Answer
Maximum value: $f(1,1)=1$
Saddle point $(0,0),(0,3),(3,0)$
Work Step by Step
Second derivative test: Some noteworthy points to calculate the local minimum, local maximum and saddle point of $f$.
1. If $D(p,q)=f_{xx}(p,q)f_{yy}(p,q)-[f_{xy}(p,q)]^2 \gt 0$ and $f_{xx}(p,q)\gt 0$ , then $f(p,q)$ is a local minimum.

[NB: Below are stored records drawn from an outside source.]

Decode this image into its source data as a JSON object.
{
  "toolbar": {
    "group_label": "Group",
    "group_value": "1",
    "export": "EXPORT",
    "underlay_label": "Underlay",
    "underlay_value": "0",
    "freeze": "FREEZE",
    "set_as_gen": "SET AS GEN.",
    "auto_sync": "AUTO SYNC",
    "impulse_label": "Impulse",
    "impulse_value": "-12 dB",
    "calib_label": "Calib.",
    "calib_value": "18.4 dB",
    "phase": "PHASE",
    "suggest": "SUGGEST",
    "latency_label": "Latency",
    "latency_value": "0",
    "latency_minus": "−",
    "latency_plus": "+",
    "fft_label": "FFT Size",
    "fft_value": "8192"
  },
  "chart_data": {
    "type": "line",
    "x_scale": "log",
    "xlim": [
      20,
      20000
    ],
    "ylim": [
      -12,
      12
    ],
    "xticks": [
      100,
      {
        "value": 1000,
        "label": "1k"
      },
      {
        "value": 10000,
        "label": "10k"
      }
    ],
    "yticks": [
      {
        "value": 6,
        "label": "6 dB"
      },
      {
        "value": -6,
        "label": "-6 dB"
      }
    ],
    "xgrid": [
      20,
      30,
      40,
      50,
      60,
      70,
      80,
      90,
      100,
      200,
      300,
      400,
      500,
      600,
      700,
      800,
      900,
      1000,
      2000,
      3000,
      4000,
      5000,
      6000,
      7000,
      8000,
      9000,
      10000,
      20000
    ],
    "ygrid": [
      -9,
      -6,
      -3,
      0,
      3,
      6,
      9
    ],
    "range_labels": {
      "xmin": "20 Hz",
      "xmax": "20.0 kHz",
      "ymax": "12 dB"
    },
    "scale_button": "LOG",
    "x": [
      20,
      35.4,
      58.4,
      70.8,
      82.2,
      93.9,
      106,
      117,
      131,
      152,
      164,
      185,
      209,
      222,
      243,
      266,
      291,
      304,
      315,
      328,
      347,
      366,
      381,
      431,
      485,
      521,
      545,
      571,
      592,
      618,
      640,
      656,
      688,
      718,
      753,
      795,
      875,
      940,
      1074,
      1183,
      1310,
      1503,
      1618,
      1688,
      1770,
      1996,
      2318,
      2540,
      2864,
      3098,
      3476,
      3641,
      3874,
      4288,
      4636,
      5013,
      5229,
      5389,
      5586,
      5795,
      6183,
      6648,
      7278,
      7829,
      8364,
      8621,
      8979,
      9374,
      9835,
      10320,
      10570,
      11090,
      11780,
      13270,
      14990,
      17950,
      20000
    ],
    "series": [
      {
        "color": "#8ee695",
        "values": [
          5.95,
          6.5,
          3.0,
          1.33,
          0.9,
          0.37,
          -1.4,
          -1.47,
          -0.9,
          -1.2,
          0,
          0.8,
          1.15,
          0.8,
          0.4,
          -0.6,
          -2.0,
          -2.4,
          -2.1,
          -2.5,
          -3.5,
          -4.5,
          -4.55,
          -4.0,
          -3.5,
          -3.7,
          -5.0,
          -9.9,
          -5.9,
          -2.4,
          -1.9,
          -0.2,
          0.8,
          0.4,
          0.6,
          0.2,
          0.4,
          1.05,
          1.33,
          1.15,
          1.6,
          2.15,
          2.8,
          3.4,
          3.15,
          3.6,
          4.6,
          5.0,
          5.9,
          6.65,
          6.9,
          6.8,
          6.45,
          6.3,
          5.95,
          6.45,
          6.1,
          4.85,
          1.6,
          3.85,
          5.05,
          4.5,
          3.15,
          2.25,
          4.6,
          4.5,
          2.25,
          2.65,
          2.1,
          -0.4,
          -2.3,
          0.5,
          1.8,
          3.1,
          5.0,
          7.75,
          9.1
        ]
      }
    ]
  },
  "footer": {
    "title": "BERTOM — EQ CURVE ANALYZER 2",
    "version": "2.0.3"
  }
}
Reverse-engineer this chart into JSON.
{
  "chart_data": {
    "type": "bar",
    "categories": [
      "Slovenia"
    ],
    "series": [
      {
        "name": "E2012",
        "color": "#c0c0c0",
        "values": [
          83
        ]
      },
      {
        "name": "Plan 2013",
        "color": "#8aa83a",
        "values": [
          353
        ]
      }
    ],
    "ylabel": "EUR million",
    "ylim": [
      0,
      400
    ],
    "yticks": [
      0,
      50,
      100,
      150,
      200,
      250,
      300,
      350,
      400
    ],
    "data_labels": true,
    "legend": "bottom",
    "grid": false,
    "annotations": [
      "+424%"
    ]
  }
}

2.If $D(p,q)=f_{xx}(p,q)f_{yy}(p,q)-[f_{xy}(p,q)]^2 \gt 0$ and $f_{xx}(p,q)\lt 0$ , then $f(p,q)$ is a local maximum.
3. If $D(p,q)=f_{xx}(p,q)f_{yy}(p,q)-[f_{xy}(p,q)]^2 \lt 0$ , then $f(p,q)$ is a not a local minimum and local maximum or, a saddle point.
Critical point are: $(1,1),(0,0),(0,3),(3,0)$
For $(x,y)=(1,1)$
$D=3 \gt 0$ ; and $f_{xx} =-2\gt 0$
Thus, when $D(p,q)=f_{xx}(p,q)f_{yy}(p,q)-[f_{xy}(p,q)]^2 \lt 0$ and $f_{xx}(p,q)\gt 0$ , then $f(p,q)$ is a local maximum.
For $(x,y)=(0,0)$
$D=-9 \lt 0$
For $(x,y)=(0,3)$
$D=-9 \lt 0$
For $(x,y)=(3,0)$
$D=-9 \lt 0$
When$D(p,q)=f_{xx}(p,q)f_{yy}(p,q)-[f_{xy}(p,q)]^2 \lt 0$ , then $f(p,q)$ is a not a local minimum and local maximum or, a saddle point.
Now, $f(1,1)=3xy-x^2y-xy^2=3(1)(1)-(1)^2(1)-(1)(1)^2=1$
Therefore, we have Maximum value: $f(1,1)=1$
Saddle point $(0,0),(0,3),(3,0)$